Bölüm 1: Fırın

14 2 13
                                    

31.05.2026

    Herkes elleri titreye titreye bir şeyler yazmaya çalışıyordu. Kimisi ağlayıp sızlarken, kimisi de bu zamana kadar verdiği emeği son damlasına kadar kullanıyordu. Çaresiz kalem uçlarının sinir bozucu melodisi eşliğinde ben de sessizce şarkı mırıldanıyordum. Arkama yaslanarak yaşadığım anın tadını çıkarıyordum. Sınıfınızda böyle inekler varken hayat gerçekten aşşırı kolaydı. Yani.. sadece benim için...

01.01.2024

    Öğlen saatleri olmasına rağmen daha yeni uyanmıştım. Şöyle bir esneyerek yağan karı izledim ve "Aah, ne mutlu bir pazartesi."  diye geçirdim içimden. Çünkü bugün pazartesiydi ve OKUL YOKTU. Yeni yıl tatili ancak bu kadar güzel denk gelebilirdi. Yarınında da kafadan tatil yaptım mıydı tam dört gün okula gitmemiş olacaktım. Düşüncesi bile içimi kıpır kıpır ediyordu. 

    Karnımın acıktığını fark edince keyifli keyifli mırıldanarak mutfağa doğru gittim. Tam yumurtayı kıracaktım ki aklıma dank etti. Evde ekmek yoktu. Kolasız çekirdek, Zeytinyağsız sarma, pilavsız kuru fasulye nası eksik oluyorsa, ekmeksiz yumurta da olamazdı. Hemen montumu giydim. Telefon, cüzdan, anahtar ve telefon kontrolünden sonra evden fırladım.

    Sokaklar bomboştu. Kimsenin bu tatlı tatlı yağan karın tadını çıkarmıyor oluşuna anlam verememiştim. Ben çocuklar gibi eğlenerek, ayağımla yere şekiller çize çize yürüyordum.
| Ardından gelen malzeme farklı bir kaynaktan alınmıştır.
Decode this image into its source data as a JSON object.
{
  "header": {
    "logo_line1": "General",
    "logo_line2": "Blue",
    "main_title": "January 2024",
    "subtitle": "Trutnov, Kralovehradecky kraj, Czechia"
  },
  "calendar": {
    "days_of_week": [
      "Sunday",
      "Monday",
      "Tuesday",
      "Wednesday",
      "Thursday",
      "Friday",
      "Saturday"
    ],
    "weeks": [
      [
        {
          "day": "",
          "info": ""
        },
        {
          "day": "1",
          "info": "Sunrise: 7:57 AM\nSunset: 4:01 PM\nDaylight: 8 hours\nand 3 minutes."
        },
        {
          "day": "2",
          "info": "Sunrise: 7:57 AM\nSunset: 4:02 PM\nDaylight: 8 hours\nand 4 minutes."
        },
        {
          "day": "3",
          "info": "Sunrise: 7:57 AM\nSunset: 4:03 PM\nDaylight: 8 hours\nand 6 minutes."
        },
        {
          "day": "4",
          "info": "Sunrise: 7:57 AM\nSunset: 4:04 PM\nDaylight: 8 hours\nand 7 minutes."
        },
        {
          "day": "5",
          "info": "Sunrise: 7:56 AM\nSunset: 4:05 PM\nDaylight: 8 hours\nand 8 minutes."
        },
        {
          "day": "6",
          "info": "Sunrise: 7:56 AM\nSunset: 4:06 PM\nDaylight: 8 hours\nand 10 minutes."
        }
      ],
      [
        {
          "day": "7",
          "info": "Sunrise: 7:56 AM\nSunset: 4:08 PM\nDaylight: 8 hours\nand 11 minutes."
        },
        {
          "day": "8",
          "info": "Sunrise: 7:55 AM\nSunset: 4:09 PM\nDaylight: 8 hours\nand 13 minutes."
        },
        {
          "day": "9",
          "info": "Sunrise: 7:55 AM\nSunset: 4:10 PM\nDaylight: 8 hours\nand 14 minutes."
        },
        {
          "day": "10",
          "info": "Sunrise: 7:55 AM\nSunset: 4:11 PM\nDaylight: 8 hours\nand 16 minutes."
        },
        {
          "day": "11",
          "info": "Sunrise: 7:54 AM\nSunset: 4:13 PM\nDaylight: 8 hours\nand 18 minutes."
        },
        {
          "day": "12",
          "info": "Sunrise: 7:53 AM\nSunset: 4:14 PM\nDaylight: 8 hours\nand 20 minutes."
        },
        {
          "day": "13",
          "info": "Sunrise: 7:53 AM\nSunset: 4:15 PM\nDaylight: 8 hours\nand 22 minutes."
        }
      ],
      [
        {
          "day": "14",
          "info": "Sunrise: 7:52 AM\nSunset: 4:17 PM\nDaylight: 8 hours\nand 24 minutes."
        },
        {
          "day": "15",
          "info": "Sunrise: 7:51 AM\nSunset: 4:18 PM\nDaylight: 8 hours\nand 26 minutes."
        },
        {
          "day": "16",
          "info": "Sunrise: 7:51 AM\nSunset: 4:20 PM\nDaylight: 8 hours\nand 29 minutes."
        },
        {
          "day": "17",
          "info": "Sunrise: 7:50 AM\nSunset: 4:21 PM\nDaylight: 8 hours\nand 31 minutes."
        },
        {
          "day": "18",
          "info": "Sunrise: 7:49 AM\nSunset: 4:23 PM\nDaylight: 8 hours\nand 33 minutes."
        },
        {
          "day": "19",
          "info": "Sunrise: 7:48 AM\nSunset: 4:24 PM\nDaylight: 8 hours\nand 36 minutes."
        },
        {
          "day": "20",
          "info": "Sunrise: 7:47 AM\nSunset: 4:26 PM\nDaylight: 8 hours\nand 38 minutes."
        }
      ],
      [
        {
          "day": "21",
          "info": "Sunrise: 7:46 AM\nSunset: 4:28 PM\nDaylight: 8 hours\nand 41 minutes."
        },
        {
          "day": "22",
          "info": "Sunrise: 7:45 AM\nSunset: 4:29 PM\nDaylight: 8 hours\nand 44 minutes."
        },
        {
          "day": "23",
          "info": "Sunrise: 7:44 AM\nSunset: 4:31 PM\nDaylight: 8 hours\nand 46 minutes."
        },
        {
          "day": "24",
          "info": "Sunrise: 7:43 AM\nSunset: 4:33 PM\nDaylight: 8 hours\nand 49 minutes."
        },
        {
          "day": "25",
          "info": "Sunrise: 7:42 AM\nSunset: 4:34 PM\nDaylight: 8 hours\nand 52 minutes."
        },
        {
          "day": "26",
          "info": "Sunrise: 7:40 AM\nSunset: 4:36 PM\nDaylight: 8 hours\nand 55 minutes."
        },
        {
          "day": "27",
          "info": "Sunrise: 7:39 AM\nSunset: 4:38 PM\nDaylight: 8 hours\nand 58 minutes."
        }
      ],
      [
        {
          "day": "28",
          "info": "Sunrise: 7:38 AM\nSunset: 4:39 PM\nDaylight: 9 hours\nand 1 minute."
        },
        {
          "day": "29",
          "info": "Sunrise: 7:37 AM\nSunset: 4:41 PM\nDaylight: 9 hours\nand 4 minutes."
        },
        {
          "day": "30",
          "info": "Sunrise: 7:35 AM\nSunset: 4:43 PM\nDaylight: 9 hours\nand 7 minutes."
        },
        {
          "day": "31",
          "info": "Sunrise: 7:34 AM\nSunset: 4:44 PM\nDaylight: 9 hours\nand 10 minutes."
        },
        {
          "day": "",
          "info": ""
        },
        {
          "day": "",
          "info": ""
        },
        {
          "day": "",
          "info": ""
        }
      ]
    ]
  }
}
Bugün gerçekten keyifliydim. 

    Oynaşa oynaşa fırının önüne geldim. Mehmet Amcanın kel kafası dışardan görünüyordu.  Botlarımı kapının önündeki paspasa iyice sürteledikten sonra gülümseyerek içeri girdim. "Günaydın amcamm, bi' ekmek alayım sana zahmet." dedim. Gülümseyerek arkasındaki raftan bi' adet ekmek aldı ve poşete koyarak bana uzattı. Tam ben parayı verirken "Allah, Allah bu çocuk da kim, bizim memlekette ünlü mü varmış?" dedi. Mehmet Amcanın tatlı esprilerinden biri zannederek "Teşekkür ederim, amcam." dedim. Çarpık gülümseme ile baş selamı vererek fırından ayrıldım. 

    Buz  gibi soğuk yüzüme çarpınca garip garip sesler çıkararak titremeye başladım. Muzip hareketlerle kara bata çıka ilerlemeye çalışıyordum. Ekmek sıcacıktı, titreyen ellerimle ucundan bi' parça koparıp ağzıma attım. İyice acıkmaya başlamıştım. Bi an önce eve gidip kahvaltı yapmak istiyordum. Diye düşünürken aniden sarı-turuncu arası bir şeyin hızla bana doğru geldiğini gördüm. Refleks olarak kafamı eğsem de nafileydi.

    Şaşkınlıkla açılıp kalan gözlerimin önünden geçen koca bir alev topu, milisaniyeler içerisinde dünyamı tamamen tersine döndürmüştü. Patlamanın yarattığı basıncın etkisiyle kulağıma dayanılmaz bir uğultu saplanmıştı. Başım inanılmaz bir hızda dönüyordu ve midem resmen çalkalanıyordu. 

    Korkudan mı yoksa soğuktan mı zangır zangır titrediğinden bi'emin olduğum ellerimle destek alarak doğrulmaya çalıştım. Güç bir şekilde de olsa kafamı kaldırınca gördüğüm manzara beni dehşete düşürdü. Fırın alevler içerisindeydi. 

    Kalp atışlarımın ağzıma varmasıyla gelen 'kurtarma içgüdüm'le aniden hareket ederek adım atmaya çalıştım. Ancak dengemi sağlayamayarak yere kapaklandım. Gözlerim hafif kararmaya başlamıştı. Kulaklarımı kaplayan o ince lanet cızıltıyla beraber çaresizce fırının yanışını seyrederken içeriden bir kişi fırladı. Elleriyle çaresizce alev alan kıyafetlerini söndürmeye çalışıyordu. İşte o an dehşete kapılmış Mehmet Amcanın gözleriyle son kez gözlerimiz buluştu. Ağzı sonuna kadar açıktı, hiçbir şey duymasam da avazı çıktığınca bağırdığını iliklerime kadar hissedebiliyordum.